WASHINGTON - Die American Dental Association (ADA) hat eine Medienkampagne eröffnet, um Patienten davon abzuhalten, wegen Erkrankungen (oder deren Prophylaxe) ihre Amalgamfüllungen in den Zähnen durch andere Füllungen ersetzen zu lassen. Zunehmend würden Zahnärzte von Patienten mit MS, Alzheimer und Autismus aufgesucht, in der Hoffnung, durch einen solchen Ersatz ihre Erkrankung zu bessern. Die ADA weiß, daß der Stein des Anstosses das im Amalgam vorhandene Quecksilber ist. Sie weist jedoch darauf hin, dass die Verbindung mit Silber äußerst stabil ist. Auch wenn geringe Spuren im Laufe der Zeit sich auslösen, müßte ein auf Quecksilber hochsensibler Patient 500 Füllungen im Mund haben, um erste diskrete Symptome auszulösen. Der ADA-Ethikkode verbietet den Zahnärzten, einem Patienten Linderung von Erkrankungen durch Entfernen von Zahnfüllungen zu versprechen, da jegliche wissenschaftliche Grundlage fehlt. Seit 2 Jahren läuft eine 7-jährige Studie der NIH an Kindern im Alter von 6 bis 10 Jahren, welche den Zusammenhang zwischen Erkrankungen und Zahnfüllungen abklären soll.

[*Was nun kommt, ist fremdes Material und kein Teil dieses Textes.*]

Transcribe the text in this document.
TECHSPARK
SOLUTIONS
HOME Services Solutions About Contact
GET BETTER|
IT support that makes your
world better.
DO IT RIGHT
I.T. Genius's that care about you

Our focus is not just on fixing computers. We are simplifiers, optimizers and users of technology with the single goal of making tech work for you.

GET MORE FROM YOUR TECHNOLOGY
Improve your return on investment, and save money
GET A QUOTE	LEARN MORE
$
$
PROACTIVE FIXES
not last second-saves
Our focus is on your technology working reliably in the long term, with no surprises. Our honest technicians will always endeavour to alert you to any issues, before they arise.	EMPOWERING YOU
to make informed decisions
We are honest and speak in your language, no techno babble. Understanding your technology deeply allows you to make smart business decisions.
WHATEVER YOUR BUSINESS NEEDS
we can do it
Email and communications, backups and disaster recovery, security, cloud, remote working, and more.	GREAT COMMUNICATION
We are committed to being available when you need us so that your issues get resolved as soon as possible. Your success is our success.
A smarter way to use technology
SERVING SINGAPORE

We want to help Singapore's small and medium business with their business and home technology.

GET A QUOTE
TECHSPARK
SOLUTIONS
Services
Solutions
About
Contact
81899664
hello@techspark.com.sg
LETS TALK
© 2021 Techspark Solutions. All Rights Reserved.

Marilynn Larkin, Lancet Vol. 360; Nr. 9390 vom August 2002


Anmerkung: Gegen mögliche negative Auswirkungen des in äußerst geringen Mengen in den Körper gelangenden Quecksilbers empfiehlt sich die Einnahme von Selen, das in der Lage ist, den Giftstoff zu binden und damit "unschädlich" zu machen.